Once the improved NeRF-based model is sufficiently trained using the training process 100 discussed above (e.g., model is trained based on several iterations or different camera viewpoints), the model may be used to perform novel view and unseen pose synthesis of a particular dynamic scene at inference or test time. By way of an example and not limitation, if are a total of 1000 frames associated with a dynamic scene or video and 800 of these 1000 frames are used for training the model, then remaining 200 frames may be used for testing the trained model from different viewpoints.
During inference time, the process for rendering an image is mostly the same as discussed in reference to the training process 100. However, there are some differences between the training time and test/inference time, particularly with respect to a pose code generation. For instance, the process for generating an appearance code and a view and spatial code is the same as discussed above with respect to the training process 100 in FIG. 1 . However, the way a pose code is generated at test or inference time is different, particularly, with respect to the inputs that were used during the training time and inputs that are provided at inference.

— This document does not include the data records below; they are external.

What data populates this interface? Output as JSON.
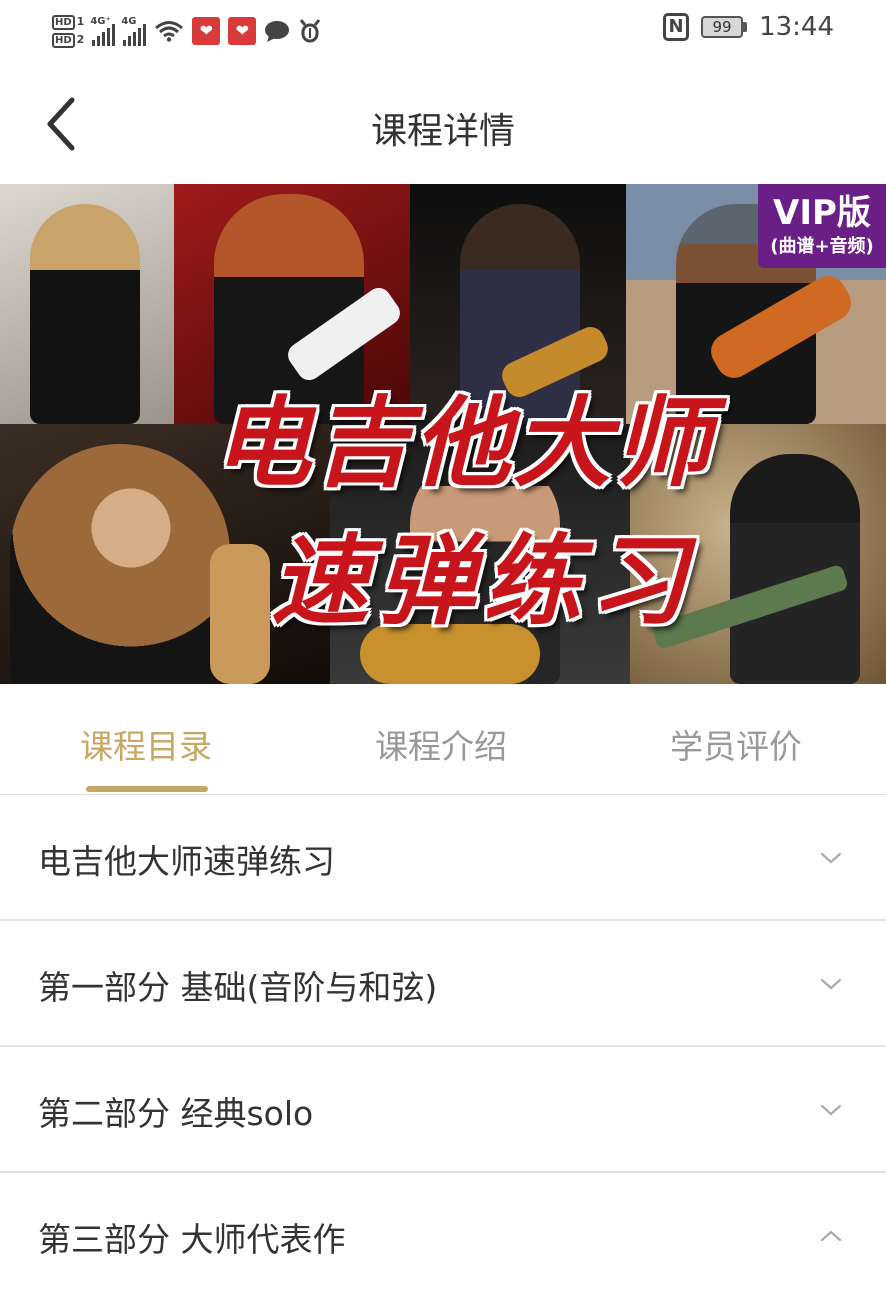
{
  "status_bar": {
    "sim1": "HD",
    "sim1_index": "1",
    "sim2": "HD",
    "sim2_index": "2",
    "net1": "4G⁺",
    "net2": "4G",
    "battery": "99",
    "time": "13:44",
    "icons": [
      "signal-icon",
      "wifi-icon",
      "app-notification-icon",
      "message-icon",
      "bug-icon",
      "nfc-icon",
      "battery-icon"
    ]
  },
  "header": {
    "title": "课程详情"
  },
  "banner": {
    "line1": "电吉他大师",
    "line2": "速弹练习",
    "badge_main": "VIP版",
    "badge_sub": "(曲谱+音频)"
  },
  "tabs": [
    {
      "label": "课程目录",
      "active": true
    },
    {
      "label": "课程介绍",
      "active": false
    },
    {
      "label": "学员评价",
      "active": false
    }
  ],
  "sections": [
    {
      "label": "电吉他大师速弹练习",
      "expanded": false
    },
    {
      "label": "第一部分 基础(音阶与和弦)",
      "expanded": false
    },
    {
      "label": "第二部分 经典solo",
      "expanded": false
    },
    {
      "label": "第三部分 大师代表作",
      "expanded": true
    }
  ],
  "colors": {
    "accent": "#c8a664",
    "vip_badge": "#6a1f86",
    "banner_text": "#c8141b"
  }
}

For instance, instead of using a window or sequence of image frames (e.g., 10 RGB-D images) or query poses, a single query frame (i.e., single RGB-D) is used here. Another difference is that the single query frame used here may be the same for both generating the appearance code as well as the pose code. It should be noted that the same set of key frames may be used at the test or inference time. Steps performed at the inference time are discussed below.
At test or inference time, a single query frame including an RGB image and corresponding depth (e.g., RGB-D image), a set of key frames (e.g., 3 key frames), and a desired novel viewpoint from which to render the image may be provided as inputs. For example, the query frame may be a frontal view of an archery pose of a person and the desired novel viewpoint may be a bird-eye viewpoint. As another example, as shown in FIG. 3A, the input query frame may include an input RGB 302 and depth 304 and the desired novel viewpoint may be a viewpoint as depicted in image 308.

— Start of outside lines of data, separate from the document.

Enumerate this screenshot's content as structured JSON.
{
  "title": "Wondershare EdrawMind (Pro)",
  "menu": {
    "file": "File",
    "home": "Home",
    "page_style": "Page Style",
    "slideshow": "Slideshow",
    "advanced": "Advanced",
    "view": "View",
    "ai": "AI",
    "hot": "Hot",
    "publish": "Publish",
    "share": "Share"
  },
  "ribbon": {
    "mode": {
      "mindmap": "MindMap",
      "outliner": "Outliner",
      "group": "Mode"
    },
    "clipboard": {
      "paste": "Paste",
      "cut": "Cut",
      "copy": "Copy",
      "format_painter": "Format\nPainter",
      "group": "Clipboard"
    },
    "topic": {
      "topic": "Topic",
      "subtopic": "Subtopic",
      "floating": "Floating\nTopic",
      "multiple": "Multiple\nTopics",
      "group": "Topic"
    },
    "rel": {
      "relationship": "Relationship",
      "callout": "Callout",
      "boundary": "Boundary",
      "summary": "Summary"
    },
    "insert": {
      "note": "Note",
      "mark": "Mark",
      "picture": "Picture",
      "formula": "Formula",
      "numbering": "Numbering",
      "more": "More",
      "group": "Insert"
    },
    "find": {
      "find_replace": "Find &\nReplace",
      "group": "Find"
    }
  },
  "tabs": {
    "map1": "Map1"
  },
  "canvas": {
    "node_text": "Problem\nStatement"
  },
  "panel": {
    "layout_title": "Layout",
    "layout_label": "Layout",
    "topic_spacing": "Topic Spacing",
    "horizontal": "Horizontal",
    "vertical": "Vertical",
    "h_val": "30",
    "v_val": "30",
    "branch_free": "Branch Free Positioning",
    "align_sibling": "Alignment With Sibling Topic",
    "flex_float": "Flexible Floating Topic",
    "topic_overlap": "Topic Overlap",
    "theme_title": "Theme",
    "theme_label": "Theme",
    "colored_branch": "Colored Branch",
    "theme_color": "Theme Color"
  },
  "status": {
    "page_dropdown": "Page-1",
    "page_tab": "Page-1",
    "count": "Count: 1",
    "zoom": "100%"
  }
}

Using the input query frame (e.g., RGB-D image), a system (e.g., computing system 800) may generate an appearance code. For instance, the system may generate the appearance code by converting the RGB-D image into a point cloud, generating a query pose (e.g., showing a person in an archery position) by tracking/fitting points from the point cloud onto a 3D body model/mesh, extracting 3D features using a 3D sparse convolutional network (e.g., SparseConvNet 106), generating a 3D feature volume (e.g., 3D volume 108) based on extracted features, casting/shooting camera rays from the desired novel viewpoint into the 3D feature volume, and extracting features of interest and encoding into the appearance code using a neural network.
Using the input query frame (e.g., RGB-D image) and the set of key frames, the system (e.g., computing system 800) may generate a pose code. For instance, the system may generate the pose code by converting the query frame and the set of key frames into query pose and key poses, respectively. For example, if there are 1 query frame and 3 key frames, then 1 query pose and 3 key poses are generated. Then the system may extract 3D features from these poses using a 3D sparse convolutional network (e.g., SparseConvNet 128). Based on the extracted features, the system may generate 3D feature volumes (e.g., 4 3D feature volumes corresponding to 1 query pose and 3 key poses). The system may cast camera rays from the desired novel viewpoint into each of the 3D feature volumes and extract features of interest from 3D feature volumes, where the features of interest may correspond to the desired novel viewpoint. The system may perform point tracking to identify a correspondence between a point of interest (e.g., query point) and same point across all different frames at different times. For example, if the point of interest is a fingertip of the person, then that same fingertip is tracked between all the frames (e.g., 1 query frame+3 key frames) across time. The point-tracked information along with the generated 3D volumes (e.g., 4 3D feature volumes) may then be feed into a temporal transformer, which combines all the information together and generates the pose code based on the combined information, as discussed elsewhere herein.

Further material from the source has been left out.